Data selection — choose a bundled dataset or drop in your own CSV

Tech Stack

  • Frontend: Next.js, React, TypeScript, React Flow, Framer Motion
  • Backend: FastAPI, Python, NumPy, Pandas
  • Agent memory: Cognee — Kuzu graph database + LanceDB vectors, with local fastembed embeddings (offline, zero token cost)
  • Models: Google Gemini via OpenRouter — gemini-2.5-flash for the per-agent tool-calling loops, gemini-2.5-pro for structured conclusions and the case narrative
  • Deployment: Docker on DigitalOcean App Platform

Key Challenges

The hardest part was trust. A panel of language models reasoning over the same accounts will disagree, and a naive setup lets one skeptical model erase a real ring member. Anchoring membership to the unsupervised engine’s candidate and giving the Skeptic veto power only over accounts with no concrete tie made the system robust without making it rigid.

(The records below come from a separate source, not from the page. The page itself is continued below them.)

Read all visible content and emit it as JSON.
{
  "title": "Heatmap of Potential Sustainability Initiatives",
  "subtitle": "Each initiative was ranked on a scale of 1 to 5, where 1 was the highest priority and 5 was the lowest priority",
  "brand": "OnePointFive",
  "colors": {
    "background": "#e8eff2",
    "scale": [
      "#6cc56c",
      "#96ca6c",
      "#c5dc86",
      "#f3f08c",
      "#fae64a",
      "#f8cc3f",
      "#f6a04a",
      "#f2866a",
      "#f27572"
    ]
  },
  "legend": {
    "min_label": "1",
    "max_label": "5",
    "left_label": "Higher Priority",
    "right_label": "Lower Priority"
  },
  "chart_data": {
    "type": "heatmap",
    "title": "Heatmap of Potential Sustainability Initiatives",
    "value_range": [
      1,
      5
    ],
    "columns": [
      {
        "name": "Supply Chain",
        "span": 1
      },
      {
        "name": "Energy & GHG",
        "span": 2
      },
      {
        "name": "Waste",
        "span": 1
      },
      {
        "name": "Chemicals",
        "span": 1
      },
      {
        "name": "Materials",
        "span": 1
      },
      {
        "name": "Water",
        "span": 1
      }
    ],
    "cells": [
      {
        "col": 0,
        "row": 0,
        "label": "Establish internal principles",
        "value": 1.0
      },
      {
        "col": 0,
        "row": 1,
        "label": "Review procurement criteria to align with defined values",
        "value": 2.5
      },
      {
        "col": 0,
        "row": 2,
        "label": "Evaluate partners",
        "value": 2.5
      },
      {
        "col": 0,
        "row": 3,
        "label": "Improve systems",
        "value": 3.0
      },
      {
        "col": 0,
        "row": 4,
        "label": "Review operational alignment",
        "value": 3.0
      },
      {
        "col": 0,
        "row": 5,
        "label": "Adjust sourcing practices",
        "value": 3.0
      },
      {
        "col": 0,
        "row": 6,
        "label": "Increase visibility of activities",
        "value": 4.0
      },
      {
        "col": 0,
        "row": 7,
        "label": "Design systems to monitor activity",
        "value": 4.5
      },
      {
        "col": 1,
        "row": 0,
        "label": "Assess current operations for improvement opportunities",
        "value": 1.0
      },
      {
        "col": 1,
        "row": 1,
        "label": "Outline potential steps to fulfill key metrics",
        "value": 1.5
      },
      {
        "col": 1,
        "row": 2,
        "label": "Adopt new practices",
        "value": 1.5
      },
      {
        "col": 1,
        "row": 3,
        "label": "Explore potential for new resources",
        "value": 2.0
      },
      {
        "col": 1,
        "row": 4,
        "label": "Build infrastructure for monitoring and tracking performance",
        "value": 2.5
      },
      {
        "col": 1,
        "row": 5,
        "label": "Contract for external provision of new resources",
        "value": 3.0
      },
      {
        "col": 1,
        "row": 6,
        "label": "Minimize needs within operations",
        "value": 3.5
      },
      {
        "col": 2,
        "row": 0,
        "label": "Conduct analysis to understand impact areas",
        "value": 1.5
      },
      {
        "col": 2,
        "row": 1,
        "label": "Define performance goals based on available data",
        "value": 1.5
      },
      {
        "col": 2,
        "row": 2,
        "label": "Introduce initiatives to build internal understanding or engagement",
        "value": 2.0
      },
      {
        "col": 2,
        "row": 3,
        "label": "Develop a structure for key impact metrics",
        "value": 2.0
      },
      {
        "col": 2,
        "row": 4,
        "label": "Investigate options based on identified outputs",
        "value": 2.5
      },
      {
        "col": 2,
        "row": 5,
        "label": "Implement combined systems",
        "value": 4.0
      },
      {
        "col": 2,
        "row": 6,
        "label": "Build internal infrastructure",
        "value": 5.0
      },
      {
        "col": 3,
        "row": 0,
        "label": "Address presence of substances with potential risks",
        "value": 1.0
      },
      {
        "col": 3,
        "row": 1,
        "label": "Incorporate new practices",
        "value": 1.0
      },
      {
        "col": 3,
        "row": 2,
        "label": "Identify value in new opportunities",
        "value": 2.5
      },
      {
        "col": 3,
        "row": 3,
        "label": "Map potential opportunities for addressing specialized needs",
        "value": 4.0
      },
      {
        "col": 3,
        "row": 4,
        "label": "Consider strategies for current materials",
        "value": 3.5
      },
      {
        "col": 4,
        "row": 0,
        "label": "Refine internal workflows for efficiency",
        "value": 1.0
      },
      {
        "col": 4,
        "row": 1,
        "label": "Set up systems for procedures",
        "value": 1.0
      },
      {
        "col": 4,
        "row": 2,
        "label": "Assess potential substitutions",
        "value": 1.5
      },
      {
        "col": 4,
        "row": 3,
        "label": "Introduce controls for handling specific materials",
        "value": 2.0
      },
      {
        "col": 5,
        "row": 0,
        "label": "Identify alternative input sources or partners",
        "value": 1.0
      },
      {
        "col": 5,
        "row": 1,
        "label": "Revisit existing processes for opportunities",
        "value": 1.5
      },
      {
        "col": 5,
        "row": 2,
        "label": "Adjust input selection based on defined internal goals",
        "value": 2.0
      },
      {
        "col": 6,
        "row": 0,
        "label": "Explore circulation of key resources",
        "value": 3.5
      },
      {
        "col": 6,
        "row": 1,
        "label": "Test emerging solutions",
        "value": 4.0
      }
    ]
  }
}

The second challenge was keeping it honest. The detectors are adaptive rather than tuned to the demo: the structuring detector finds whatever round number a ring hugs, the timing detector flags concentration in any hours, and the cohort is found by open-date gaps. Drop in a new dataset and the case brief is derived from that data, not recited from a fixture.

The Team

The team — 1st Place at vibeFORWARD: M2—Agents

FRTC — Fraud Ring Triage Copilot — 1st Place, Best All-Around Application at vibeFORWARD: M2—Agents 2026.
Built by Nolan Hu, Buddhsen Tripathi, Joy van Oranje, Saisrijith Reddy Maramreddy, and Olena Teslia.